无符号整数为UTF-8值 [英] Unsigned integer as UTF-8 value

查看:210
本文介绍了无符号整数为UTF-8值的处理方法,对大家解决问题具有一定的参考价值,需要的朋友们下面随着小编来一起学习吧!

问题描述

假设我有

uint32_t a(3084);

我想创建一个字符串来存储unicode字符 U + 3084 这意味着我应该使用 a 的值,并将其用作UTF8表/字符集中右侧字符的坐标。

I would like to create a string that stores the unicode character U+3084 which means that I should take the value of a and use it as the coordinate for the right character in the UTF8 table/charset.

现在,显然 std :: to_string()不适用于我,标准中有很多函数在数值和char之间进行转换,我找不到任何给予我UTF8支持并输出 std :: string

Now, clearly std::to_string() doesn't work for me, there are a lot of functions in the standard to convert between numeric values and char, I can't find anything that grants me UTF8 support and outputs an std::string.

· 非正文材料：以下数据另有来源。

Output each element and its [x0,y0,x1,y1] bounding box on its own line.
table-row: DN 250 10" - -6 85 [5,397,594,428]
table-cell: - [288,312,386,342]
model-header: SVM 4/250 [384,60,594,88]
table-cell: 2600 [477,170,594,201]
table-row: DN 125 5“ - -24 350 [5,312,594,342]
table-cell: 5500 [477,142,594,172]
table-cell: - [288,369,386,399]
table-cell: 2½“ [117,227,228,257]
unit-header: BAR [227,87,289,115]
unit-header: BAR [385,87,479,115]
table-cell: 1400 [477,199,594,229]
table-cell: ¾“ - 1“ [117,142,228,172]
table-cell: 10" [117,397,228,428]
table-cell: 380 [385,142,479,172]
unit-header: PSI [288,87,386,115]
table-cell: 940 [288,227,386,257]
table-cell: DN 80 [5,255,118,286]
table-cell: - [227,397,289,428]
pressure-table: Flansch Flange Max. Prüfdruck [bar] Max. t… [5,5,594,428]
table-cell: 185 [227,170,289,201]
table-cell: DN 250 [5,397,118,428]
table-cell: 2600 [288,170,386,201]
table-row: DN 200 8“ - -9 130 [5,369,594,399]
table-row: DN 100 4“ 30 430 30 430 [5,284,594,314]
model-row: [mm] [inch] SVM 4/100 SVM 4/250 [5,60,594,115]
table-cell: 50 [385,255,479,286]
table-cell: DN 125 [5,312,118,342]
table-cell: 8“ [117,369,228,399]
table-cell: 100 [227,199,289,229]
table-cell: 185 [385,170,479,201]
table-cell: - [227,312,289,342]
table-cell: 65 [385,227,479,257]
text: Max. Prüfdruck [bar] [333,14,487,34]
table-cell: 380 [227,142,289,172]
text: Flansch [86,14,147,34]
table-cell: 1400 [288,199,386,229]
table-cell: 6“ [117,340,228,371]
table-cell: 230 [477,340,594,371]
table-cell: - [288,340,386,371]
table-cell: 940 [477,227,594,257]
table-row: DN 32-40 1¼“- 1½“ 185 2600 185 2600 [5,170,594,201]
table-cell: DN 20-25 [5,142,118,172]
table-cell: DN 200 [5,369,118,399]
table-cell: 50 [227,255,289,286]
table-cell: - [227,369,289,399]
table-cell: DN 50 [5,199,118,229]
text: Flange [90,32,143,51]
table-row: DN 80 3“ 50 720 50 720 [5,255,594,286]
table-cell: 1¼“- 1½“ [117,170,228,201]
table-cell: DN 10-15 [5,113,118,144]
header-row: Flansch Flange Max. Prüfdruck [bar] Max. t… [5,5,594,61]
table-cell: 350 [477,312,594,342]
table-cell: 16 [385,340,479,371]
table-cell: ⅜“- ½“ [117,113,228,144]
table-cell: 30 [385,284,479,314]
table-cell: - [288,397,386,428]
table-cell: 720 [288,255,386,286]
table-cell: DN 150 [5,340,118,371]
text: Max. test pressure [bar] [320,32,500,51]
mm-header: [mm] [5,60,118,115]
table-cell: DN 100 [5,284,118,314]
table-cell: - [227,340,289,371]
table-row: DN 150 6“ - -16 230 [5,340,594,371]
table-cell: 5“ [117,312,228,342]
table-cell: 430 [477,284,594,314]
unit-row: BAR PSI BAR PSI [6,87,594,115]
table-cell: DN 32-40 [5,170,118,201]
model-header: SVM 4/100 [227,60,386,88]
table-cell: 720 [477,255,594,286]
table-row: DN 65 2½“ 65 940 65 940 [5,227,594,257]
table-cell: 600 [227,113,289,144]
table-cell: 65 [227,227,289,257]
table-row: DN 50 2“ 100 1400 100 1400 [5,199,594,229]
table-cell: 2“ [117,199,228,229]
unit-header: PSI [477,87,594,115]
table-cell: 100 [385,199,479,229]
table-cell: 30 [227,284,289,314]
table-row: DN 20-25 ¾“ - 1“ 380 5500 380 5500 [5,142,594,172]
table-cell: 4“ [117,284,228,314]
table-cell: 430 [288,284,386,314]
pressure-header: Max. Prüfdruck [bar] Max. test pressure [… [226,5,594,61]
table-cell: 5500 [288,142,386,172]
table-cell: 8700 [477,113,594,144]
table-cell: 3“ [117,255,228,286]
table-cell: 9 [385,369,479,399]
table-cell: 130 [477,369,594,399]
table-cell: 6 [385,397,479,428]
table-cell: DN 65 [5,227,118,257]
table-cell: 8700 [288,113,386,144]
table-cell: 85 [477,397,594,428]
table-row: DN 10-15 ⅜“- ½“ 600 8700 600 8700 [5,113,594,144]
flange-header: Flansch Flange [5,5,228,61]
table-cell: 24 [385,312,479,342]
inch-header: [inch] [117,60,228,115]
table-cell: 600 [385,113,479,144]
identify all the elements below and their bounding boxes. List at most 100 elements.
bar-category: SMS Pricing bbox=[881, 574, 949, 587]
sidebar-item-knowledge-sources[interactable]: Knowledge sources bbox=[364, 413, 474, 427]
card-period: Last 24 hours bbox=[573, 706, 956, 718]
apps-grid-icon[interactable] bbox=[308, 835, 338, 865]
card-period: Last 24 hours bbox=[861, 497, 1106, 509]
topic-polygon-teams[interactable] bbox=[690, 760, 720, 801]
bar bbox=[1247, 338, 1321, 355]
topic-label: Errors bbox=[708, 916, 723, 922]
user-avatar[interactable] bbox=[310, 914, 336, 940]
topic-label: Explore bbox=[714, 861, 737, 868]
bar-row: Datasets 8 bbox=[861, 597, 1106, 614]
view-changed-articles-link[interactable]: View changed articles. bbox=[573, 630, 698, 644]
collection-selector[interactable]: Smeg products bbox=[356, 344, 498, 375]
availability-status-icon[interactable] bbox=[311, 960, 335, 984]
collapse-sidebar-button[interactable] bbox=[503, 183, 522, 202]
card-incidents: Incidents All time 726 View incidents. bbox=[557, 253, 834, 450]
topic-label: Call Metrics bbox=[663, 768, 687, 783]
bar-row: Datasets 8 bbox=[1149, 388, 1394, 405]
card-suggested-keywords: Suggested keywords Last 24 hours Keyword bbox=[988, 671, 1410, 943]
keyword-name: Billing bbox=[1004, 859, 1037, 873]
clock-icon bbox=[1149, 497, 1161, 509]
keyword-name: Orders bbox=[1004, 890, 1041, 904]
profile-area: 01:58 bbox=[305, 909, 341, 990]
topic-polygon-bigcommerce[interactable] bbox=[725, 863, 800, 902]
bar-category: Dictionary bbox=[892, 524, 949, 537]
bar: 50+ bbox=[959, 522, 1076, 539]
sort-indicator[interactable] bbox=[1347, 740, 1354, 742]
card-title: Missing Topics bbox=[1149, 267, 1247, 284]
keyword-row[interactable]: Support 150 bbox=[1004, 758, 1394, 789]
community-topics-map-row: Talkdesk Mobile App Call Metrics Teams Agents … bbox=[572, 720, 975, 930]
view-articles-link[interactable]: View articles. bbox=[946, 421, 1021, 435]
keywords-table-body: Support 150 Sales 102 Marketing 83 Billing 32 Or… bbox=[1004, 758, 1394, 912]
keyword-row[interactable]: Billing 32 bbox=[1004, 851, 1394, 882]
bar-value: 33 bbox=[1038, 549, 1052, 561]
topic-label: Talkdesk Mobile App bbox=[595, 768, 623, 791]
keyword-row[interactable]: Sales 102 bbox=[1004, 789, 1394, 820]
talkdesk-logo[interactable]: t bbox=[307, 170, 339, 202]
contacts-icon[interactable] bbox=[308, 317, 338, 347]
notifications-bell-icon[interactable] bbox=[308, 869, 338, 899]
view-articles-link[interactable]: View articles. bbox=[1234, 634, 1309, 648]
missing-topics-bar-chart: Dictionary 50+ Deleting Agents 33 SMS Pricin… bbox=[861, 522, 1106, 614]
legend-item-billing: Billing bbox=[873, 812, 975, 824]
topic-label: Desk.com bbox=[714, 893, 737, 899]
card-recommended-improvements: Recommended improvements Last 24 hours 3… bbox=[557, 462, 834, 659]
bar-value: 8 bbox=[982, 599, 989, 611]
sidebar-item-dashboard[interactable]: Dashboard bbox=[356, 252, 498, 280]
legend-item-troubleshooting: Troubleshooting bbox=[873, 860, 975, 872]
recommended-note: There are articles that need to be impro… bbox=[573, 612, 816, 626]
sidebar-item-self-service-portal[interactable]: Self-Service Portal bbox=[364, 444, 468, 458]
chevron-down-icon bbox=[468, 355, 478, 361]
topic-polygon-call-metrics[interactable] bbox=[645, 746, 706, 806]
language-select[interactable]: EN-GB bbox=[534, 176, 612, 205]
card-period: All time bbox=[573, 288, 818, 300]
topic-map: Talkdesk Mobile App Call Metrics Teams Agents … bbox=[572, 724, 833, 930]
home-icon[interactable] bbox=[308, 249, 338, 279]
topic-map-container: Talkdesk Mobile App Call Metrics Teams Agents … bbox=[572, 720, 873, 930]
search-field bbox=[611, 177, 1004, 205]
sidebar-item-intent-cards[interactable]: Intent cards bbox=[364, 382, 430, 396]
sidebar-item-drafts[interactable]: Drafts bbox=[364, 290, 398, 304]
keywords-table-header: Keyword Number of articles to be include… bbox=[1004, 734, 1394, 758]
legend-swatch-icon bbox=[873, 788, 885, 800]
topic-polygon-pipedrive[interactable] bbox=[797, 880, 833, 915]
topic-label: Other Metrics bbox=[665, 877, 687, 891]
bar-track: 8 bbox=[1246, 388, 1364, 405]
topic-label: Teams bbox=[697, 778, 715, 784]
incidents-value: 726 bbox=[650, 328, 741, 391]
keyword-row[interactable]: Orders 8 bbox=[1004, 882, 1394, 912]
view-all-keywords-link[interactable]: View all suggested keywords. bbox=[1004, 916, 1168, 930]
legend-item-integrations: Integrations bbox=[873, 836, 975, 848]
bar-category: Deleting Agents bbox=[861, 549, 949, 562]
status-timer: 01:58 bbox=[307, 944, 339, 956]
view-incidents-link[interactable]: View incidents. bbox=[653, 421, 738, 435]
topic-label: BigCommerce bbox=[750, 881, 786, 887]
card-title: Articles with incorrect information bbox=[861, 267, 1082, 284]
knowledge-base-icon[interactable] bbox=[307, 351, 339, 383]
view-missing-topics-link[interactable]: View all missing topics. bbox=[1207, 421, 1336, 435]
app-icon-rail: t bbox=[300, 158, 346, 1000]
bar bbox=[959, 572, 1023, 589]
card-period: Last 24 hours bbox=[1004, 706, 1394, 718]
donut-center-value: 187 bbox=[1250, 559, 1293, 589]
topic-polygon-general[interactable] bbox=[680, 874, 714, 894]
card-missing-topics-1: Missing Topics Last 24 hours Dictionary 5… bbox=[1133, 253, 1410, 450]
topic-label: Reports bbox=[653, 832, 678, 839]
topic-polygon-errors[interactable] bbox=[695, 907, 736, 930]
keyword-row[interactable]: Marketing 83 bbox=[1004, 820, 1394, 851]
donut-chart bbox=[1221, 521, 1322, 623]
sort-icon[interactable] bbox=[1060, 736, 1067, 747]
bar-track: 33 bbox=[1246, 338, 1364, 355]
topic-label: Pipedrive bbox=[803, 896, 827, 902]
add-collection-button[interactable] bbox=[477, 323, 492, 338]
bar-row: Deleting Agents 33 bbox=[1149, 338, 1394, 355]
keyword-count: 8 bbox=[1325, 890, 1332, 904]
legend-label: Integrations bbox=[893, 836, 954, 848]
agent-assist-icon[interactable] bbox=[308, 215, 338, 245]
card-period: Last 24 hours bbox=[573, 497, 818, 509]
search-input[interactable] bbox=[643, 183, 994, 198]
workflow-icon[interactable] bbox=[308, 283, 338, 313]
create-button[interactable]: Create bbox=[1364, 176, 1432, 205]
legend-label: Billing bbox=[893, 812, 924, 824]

我想问我是否从头开始创建这个函数,或者在C ++ 11标准中有一些东西可以帮助我。请注意,我的编译器(gcc / g ++ 4.8.1)不提供对 codecvt 的完全支持。

I would like to ask if I have to create this function from scratch or there is something in the C++11 standard that can help me with that; please note that my compiler ( gcc/g++ 4.8.1 ) doesn't offer a complete support for codecvt.

推荐答案

这里是一些C ++代码,不会很难转换为C.改编自旧版回答

Here's some C++ code that wouldn't be hard to convert to C. Adapted from an older answer.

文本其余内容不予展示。